Some people would suggest that burning just be made more powerful, but that makes the packet size available for burning damage difficult to balance. A single burning tick at max levels of condition damage is roughly 1000 damage. Going from 1 tick to 2 ticks potentially adds a full 1000 damage to a skill, and if you increase the scaling even more, you’ll make that granularity of tuning even worse.
Additionally, condition damage specs need to apply multiple stacks of numerous conditions in order to be really effective. This works reasonably well in solo play and sPvP, where most of the fights are very small group encounters. However, this system breaks down for several builds in many PvE and WvW environments due to the 25 stack condition caps. Once you hit the 25 instance limit for each condition, you start completely losing damage for your conditions as new conditions are applied replacing old ones. (There seems to be a misconception that the highest damage conditions are the ones that get priority, but this doesn’t appear to be the case in testing). So you’re basically just giving up damage any time you have 2 or more condition specced players hitting a target for a sustained period of time. It has been implied that this cap on conditions is a technical limitation around the management of all the condition stacks rather than a design decision, and I hope that this solution would help to eliminate this limit or make it much harder to reach.

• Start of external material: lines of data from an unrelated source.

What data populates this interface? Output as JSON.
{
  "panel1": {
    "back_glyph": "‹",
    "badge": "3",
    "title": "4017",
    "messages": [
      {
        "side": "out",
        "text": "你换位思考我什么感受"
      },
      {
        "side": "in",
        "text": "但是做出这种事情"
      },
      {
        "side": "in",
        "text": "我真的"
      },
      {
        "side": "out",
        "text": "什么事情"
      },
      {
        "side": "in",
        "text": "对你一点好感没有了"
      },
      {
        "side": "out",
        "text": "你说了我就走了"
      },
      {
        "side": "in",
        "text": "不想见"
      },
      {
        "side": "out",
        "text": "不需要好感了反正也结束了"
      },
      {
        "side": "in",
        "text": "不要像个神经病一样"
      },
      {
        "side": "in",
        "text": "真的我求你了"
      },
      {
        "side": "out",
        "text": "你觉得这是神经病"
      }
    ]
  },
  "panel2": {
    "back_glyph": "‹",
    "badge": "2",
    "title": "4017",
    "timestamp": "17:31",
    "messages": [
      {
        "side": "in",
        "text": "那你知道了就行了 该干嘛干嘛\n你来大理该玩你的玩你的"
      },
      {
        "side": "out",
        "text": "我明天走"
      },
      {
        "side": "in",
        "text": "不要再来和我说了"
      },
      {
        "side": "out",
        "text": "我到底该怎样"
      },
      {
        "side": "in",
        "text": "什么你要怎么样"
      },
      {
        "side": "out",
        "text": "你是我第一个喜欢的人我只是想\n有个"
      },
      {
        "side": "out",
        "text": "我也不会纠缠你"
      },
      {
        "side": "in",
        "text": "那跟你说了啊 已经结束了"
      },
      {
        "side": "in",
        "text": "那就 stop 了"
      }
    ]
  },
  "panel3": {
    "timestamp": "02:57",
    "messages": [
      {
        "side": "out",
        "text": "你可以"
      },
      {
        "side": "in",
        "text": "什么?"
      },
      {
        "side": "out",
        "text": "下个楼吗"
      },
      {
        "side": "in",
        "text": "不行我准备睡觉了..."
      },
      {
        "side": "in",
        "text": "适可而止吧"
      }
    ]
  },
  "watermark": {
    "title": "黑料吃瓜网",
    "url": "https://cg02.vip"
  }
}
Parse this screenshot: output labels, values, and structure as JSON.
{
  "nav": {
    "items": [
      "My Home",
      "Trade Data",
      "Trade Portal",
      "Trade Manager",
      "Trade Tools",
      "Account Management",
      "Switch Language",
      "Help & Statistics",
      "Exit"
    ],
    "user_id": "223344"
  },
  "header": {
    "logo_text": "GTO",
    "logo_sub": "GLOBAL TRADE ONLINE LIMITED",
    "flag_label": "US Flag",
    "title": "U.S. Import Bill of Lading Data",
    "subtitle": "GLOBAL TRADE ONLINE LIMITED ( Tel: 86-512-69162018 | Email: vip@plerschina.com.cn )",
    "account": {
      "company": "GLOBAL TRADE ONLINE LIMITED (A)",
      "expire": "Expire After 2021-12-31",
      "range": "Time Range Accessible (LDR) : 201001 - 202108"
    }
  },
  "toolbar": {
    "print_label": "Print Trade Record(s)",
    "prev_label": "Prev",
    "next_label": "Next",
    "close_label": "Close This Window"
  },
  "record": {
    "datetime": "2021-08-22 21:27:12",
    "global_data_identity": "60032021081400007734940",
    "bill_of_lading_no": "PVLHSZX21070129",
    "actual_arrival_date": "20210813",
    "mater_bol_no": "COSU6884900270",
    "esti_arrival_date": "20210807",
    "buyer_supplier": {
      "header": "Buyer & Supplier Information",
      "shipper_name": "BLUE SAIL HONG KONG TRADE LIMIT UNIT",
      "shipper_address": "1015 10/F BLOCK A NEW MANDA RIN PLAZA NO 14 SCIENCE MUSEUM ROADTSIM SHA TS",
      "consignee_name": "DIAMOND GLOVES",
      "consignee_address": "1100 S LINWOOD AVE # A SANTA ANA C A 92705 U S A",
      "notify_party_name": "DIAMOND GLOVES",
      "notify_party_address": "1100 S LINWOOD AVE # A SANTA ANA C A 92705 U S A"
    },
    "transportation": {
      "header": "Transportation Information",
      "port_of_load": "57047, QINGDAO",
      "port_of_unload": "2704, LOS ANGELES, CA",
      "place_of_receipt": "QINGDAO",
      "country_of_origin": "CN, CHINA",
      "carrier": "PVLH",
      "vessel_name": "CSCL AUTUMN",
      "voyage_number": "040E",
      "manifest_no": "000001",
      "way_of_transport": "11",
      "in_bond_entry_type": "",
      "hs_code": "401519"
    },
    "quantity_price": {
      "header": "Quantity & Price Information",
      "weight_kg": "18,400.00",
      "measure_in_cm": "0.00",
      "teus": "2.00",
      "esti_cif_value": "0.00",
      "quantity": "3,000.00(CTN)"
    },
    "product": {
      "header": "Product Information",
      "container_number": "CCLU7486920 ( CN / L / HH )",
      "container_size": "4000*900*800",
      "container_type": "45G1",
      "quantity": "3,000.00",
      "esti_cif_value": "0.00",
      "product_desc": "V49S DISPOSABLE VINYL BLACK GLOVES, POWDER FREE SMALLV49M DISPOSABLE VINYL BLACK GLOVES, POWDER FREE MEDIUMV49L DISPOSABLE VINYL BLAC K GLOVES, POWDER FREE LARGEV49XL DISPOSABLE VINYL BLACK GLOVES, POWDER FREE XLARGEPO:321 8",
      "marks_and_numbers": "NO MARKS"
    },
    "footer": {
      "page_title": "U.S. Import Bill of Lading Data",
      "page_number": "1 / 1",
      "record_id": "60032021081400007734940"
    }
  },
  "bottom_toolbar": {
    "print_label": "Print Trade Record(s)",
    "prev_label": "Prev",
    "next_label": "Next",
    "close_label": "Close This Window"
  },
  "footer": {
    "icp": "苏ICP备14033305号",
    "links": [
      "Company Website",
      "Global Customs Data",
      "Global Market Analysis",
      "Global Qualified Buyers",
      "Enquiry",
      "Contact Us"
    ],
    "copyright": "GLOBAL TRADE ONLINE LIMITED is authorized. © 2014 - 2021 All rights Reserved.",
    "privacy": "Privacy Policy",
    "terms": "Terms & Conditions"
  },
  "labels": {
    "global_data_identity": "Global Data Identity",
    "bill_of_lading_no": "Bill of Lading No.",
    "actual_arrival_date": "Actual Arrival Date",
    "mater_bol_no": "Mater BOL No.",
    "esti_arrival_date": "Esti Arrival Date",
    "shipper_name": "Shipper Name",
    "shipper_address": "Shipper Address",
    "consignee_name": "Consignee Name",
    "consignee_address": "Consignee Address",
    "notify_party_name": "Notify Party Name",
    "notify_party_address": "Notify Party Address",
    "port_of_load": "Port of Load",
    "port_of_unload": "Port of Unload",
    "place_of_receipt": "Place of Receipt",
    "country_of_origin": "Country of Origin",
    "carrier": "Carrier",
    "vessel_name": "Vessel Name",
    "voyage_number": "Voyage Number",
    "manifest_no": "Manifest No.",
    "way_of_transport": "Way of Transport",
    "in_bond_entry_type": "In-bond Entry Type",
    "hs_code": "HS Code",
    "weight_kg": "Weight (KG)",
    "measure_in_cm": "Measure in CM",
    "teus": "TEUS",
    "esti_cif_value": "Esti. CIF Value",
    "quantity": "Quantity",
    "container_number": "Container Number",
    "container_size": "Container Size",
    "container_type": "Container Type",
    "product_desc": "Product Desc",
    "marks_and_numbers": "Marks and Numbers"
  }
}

A quick example that is probably at the far end of the ‘bad’ part of the design currently in place:
Elementalists with a dagger mainhand gets a Drake’s Breath skill with a 5 second cooldown that causes 12 seconds of burning without any traits at all. If you add a dagger offhand, you get another 5 second burn on a 15 second cooldown using Ring of Fire. Put those two together, and you’re sitting on 29 seconds worth of burning applied over a 15 second period. This is before you add in condition duration from traits and food, which would take it up to 48s of burning applied in 15s. If you have any of the additional burn procs that you can spec into in the fire tree, it gets even worse. I assume the intent of those skills wasn’t “stack up a ton of burning and then come back in a minute to refresh it.” This is obviously even more of a problem when you get in a group that has burning from other sources. Nobody can actually effectively play this mythical Fire Ele as a spec because so much of the damage is burning based that you’ll never actually see any of it tick after the first few seconds of a fight.